With 30 chapters, well over 2,500 pages, and more acronyms than a self-help library, it’s unlikely that Working Group II’s (WGII) contribution to the Intergovernmental Panel on Climate Change’s (IPCC) Fifth Assessment Report (AR5) is going to be top of most CEO’s reading lists. It makes the most recent winner of the Booker Prize look succinct, which is no mean feat.
This is unfortunate, because embedded in the acronyms, percentage points and academic guardedness, lies a red flag that businesses urgently need to heed – especially global businesses, like those that dominate our stock exchanges and pension funds; like those that dictate our economic well-being.
Growing, growing, gone?
Leaked copies of the draft report highlight what has until now been a largely neglected aspect of climate change: its threat to growth. The authors state baldly that “climate change impacts will slow down economic growth” and that it will “create new poverty pockets in upper-middle- to high-income countries in which inequality is increasing”.

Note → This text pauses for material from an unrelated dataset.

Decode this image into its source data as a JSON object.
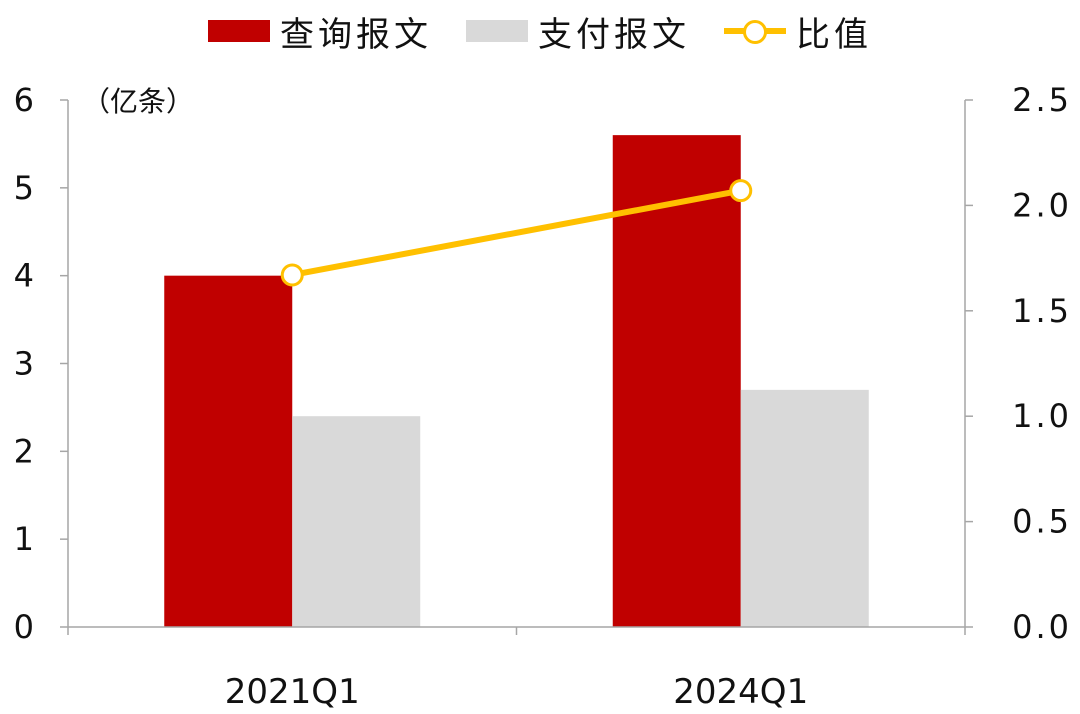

Pulling the various strands of data together, the report is warning that the future middle classes – on whom growth strategies depend – will not exist if climate change is left unmanaged. This is due to its knock-on effects on discretionary income, or purchasing power, which will be felt even where direct impacts (floods, droughts, extreme weather events and the like) are not.

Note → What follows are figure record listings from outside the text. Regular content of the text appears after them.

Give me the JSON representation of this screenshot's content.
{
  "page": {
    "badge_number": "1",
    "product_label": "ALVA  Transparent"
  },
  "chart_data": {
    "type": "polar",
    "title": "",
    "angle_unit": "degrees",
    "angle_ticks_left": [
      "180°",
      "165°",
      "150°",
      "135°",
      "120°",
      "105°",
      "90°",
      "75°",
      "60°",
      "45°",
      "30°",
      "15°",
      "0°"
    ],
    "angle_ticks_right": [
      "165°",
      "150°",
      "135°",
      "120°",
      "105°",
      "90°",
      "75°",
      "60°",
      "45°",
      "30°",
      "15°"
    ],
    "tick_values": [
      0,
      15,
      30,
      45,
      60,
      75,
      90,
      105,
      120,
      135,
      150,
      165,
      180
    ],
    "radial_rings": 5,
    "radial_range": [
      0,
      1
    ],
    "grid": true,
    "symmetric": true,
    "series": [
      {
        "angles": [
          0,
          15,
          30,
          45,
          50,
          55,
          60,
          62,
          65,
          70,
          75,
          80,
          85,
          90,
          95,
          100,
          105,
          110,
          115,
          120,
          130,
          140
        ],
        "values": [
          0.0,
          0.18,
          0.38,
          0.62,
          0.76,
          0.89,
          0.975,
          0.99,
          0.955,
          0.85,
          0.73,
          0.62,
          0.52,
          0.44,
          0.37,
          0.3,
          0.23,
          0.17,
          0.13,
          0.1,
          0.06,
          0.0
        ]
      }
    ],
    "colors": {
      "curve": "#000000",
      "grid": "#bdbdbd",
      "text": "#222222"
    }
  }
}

Across the world, food and water are the two most critical components of basic living expenses. As such expenses rise, so discretionary income shrinks.

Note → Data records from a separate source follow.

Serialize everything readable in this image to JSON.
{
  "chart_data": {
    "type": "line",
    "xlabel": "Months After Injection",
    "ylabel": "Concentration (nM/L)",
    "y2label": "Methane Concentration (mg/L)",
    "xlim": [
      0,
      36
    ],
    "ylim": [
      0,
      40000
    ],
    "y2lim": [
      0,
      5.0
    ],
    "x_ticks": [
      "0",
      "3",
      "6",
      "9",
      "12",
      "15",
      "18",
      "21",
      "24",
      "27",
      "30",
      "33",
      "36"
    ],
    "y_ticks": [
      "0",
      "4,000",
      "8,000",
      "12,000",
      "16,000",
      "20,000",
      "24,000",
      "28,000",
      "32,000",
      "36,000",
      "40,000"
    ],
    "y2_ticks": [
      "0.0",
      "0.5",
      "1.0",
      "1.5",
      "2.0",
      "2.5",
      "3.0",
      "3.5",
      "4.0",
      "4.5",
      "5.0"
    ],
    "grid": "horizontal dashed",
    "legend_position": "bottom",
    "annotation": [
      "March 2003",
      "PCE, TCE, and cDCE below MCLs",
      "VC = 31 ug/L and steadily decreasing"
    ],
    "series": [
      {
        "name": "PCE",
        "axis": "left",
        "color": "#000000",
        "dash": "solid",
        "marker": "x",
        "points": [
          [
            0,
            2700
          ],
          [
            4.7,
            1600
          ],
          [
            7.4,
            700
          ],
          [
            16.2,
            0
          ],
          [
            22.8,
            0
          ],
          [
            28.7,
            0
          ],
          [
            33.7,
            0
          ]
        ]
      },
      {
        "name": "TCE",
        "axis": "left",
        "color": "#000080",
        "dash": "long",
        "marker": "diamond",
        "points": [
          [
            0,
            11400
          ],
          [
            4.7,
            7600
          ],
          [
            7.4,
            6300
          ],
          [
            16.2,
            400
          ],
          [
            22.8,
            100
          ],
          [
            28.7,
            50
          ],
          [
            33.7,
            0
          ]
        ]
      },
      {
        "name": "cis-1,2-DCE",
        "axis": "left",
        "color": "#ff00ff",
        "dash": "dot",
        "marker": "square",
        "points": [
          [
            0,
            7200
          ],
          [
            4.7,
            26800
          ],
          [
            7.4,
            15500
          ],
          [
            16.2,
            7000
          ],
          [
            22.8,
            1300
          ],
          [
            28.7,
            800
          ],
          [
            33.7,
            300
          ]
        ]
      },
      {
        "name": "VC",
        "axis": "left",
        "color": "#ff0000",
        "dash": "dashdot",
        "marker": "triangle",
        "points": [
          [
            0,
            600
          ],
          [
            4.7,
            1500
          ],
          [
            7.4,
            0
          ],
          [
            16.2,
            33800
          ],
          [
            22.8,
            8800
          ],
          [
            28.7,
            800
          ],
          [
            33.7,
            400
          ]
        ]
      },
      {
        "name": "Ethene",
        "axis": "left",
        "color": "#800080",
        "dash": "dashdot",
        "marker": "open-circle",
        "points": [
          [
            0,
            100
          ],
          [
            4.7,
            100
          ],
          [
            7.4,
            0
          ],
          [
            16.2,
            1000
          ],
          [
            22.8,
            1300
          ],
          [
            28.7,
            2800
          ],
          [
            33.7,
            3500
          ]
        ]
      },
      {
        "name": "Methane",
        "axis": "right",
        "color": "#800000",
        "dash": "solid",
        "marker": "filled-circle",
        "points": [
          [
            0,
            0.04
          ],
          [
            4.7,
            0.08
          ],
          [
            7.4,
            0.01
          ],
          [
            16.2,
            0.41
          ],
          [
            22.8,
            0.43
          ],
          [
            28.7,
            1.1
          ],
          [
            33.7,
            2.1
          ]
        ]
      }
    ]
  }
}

WG II draft projections for food prices are ominous: a combination of reduced crop yields in many regions, competition for scarce resources, disrupted supply chains and damaged infrastructure do not bode well. While in some areas the immediate effects of temperature increases may be positive, the authors are highly confident that such benefits will be “outweighed by the magnitude and severity of negative impacts”.
The prospects for water prices are equally concerning. The draft discloses high agreement that “climate change is projected to reduce raw water quality and pose risks to drinking water quality”, while disruptions to water supply as a result of droughts and infrastructure damage are likely to increase competition for resources. The draft report’s considered assessment is that “each degree of warming is projected to decrease renewable water resources by at least 20% for an additional 7% of the global population”. These are the kind of disruptions that threaten to send prices rocketing.
In exposing the threat to not only the existing poor and marginalised, but also to the ranks of the existing middle classes, the draft report is calling into question the prosperity of the very people earmarked as the future consumers of the products and services that businesses deliver. Any business that depends on spending from discretionary income – which includes sectors as diverse as fast-moving consumer goods and fashion, technology and transport – will need to re-assess the foundations of its consumer base. Moreover, as the draft report makes clear, climate change is already making itself felt: this risk is immediate and very real.
The urgent case for collaboration
To date, many of the businesses that have responded to warnings of climate change have been motivated by perceived opportunities in the low carbon economy; or from a sense of corporate responsibility (which has not always been easy to justify to shareholders); or, increasingly, because of an appreciation of the operational risks it entails and/or the risks posed by changes to the regulatory framework.
WG II’s report creates a new context for action. It draws attention to the liabilities posed by climate change to the vast majority of businesses’ value bases. As the cost of basic amenities escalates, it will render non-essential goods and services less affordable and less relevant.
This liability is not a matter that can be managed internally by businesses. Transforming our real-economy to ensure climate stability, requires collaboration among businesses, NGOs, governments and other actors.
CEOs really should get reading. The Technical Summary is only 76 pages. It might be worth it.